Catherine the Great (1729-1796), Russia’s great empress, had a Field Marshall named Grigori Potemkin who organized a tour of southern Russia for her. The tour was planned over 4 years and covered a distance of 1000 miles. To impress the Empress, Potemkin created fake villages where “happy” peasants were transported back and forth. All along the way Catherine gazed out on seemingly happy subjects lining the streets. Thus, the term Potemkin village entered our vocabulary to refer to “an impressive facade, or show, created to hide an undesirable fact or condition.”
How much of the Western church, and particularly the church in the United States, is a Potemkin village – with numbers, glitz, and sizzle – but little depth?
Truth be told, we have large numbers of “Christ-followers” in our churches who:
- Live off the spirituality of others;
- Pray and read Scripture very little;
- Are enslaved to pornography and romance novels;
- Have not had sexual relations with their spouse in months;
- Are emotionally unaware and judgmental;
- Treat God as if He were their personal assistant or personal, volunteer fire house in case of an emergency;
- Pursue the American dream of security and comfort more than Jesus’ kingdom; and
- Are too busy and distracted to engage larger issues such as systemic racism and the poor in a serious way.
The list goes on.
It is so easy to spend our time as Christian leaders focused mostly on externals – running programs, planning, supervising volunteers, fine-tuning our messaging, strategizing, streamlining our visitor experience, identifying and releasing new volunteers, injecting creativity into our services, growing our numbers and giving.
The problem, however, is that this leaves us with little energy to focus on internals – making serious disciples, laboring till Christ be formed in them (Gal. 4:19), and watching over our own hearts to ensure our doing for God flows from our being with Him. This is slow and messy.
There are only so many hours in the day. But if our priority is excellence in the external appearance of ministry, we end up with little time available to do what Jesus did – focus on the internal.

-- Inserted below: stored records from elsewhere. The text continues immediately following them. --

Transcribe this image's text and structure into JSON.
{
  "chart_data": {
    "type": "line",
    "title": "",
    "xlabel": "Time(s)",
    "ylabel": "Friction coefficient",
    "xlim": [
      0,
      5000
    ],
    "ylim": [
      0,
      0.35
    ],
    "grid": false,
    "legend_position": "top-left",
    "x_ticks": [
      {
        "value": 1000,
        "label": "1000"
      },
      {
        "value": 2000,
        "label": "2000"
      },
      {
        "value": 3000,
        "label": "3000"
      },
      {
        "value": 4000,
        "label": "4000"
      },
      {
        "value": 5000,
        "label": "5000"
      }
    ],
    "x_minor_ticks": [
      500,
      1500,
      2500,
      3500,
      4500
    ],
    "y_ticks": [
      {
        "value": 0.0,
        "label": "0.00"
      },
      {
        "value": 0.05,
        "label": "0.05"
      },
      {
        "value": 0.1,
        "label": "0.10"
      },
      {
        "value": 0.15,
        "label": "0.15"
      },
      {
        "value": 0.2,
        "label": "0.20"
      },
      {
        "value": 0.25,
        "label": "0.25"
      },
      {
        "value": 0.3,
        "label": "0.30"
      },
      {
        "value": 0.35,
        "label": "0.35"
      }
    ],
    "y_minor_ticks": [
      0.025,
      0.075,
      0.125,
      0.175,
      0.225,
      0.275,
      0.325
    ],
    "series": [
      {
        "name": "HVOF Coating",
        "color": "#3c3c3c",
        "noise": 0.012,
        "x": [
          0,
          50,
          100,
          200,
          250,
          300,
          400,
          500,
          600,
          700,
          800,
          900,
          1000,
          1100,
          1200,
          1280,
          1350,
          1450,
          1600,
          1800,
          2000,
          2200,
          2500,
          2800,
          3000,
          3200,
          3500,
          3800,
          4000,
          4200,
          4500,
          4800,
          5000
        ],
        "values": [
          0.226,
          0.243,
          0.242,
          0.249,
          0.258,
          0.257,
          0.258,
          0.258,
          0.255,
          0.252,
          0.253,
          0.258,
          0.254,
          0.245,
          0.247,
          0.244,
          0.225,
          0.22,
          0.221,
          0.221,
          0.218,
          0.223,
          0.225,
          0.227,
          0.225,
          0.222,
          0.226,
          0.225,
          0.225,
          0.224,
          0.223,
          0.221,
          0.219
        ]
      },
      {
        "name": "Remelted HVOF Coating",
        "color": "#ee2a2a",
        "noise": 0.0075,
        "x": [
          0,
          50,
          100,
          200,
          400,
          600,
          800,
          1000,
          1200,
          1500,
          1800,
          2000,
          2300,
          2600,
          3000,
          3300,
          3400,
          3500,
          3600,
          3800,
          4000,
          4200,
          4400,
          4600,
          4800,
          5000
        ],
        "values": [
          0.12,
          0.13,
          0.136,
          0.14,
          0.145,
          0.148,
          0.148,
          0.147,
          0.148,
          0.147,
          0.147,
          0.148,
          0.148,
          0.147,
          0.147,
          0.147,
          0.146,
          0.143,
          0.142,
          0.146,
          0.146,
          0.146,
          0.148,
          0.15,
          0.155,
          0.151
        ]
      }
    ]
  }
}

Our churches may look better on the outside than they really are on the inside. But I fear that much of Western Christianity is empty and unsustainable long-term. Why? We are not making serious disciples.

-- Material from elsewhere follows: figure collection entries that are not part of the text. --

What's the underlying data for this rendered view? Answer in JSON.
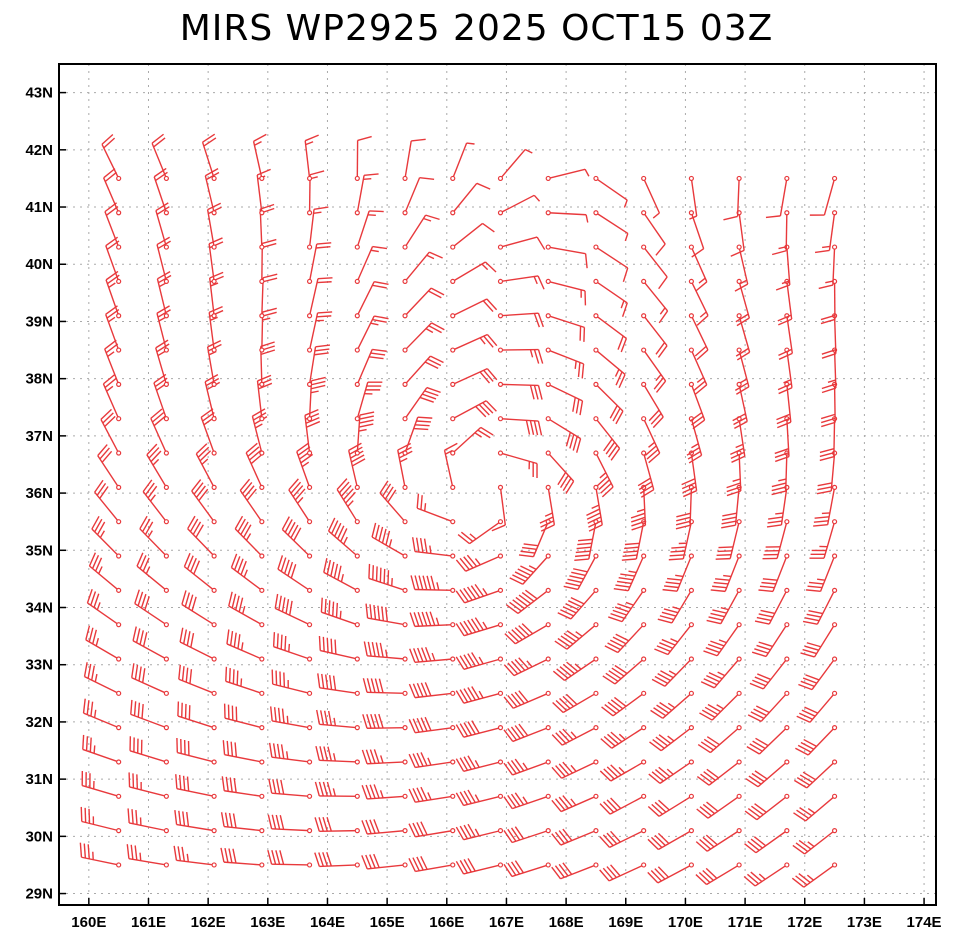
{
  "title": "MIRS WP2925 2025 OCT15 03Z",
  "colors": {
    "barb": "#e8393c",
    "frame": "#000000",
    "grid": "#aaaaaa"
  },
  "axes": {
    "lon_range": [
      159.5,
      174.2
    ],
    "lat_range": [
      28.8,
      43.5
    ],
    "lon_ticks": [
      "160E",
      "161E",
      "162E",
      "163E",
      "164E",
      "165E",
      "166E",
      "167E",
      "168E",
      "169E",
      "170E",
      "171E",
      "172E",
      "173E",
      "174E"
    ],
    "lat_ticks": [
      "29N",
      "30N",
      "31N",
      "32N",
      "33N",
      "34N",
      "35N",
      "36N",
      "37N",
      "38N",
      "39N",
      "40N",
      "41N",
      "42N",
      "43N"
    ]
  },
  "chart_data": {
    "type": "wind_barbs",
    "title": "MIRS WP2925 2025 OCT15 03Z",
    "grid": true,
    "xlim": [
      159.5,
      174.2
    ],
    "ylim": [
      28.8,
      43.5
    ],
    "storm_center": {
      "lon": 166.6,
      "lat": 35.7
    },
    "grid_lon_range": [
      160.5,
      172.6
    ],
    "grid_lat_range": [
      29.5,
      41.5
    ]
  }
}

You and I cannot fix this today. But let me invite you to:
- Ask God for one person with whom you can pray and meet.
- Meet with them, asking the following questions:
- Tell me about your rhythms with Jesus in Scripture and prayer. What is going well? What are your largest challenges?
- How are things doing in your marriage (if applicable)? If you are single, what are you doing to cultivate a few close relationships and do self-care outside of your work? What is one question you are holding as you think about going forward?
And may God grant us the Holy Spirit’s power to follow the narrow way of Jesus, lest we fill the land with churches that are simply Potemkin villages.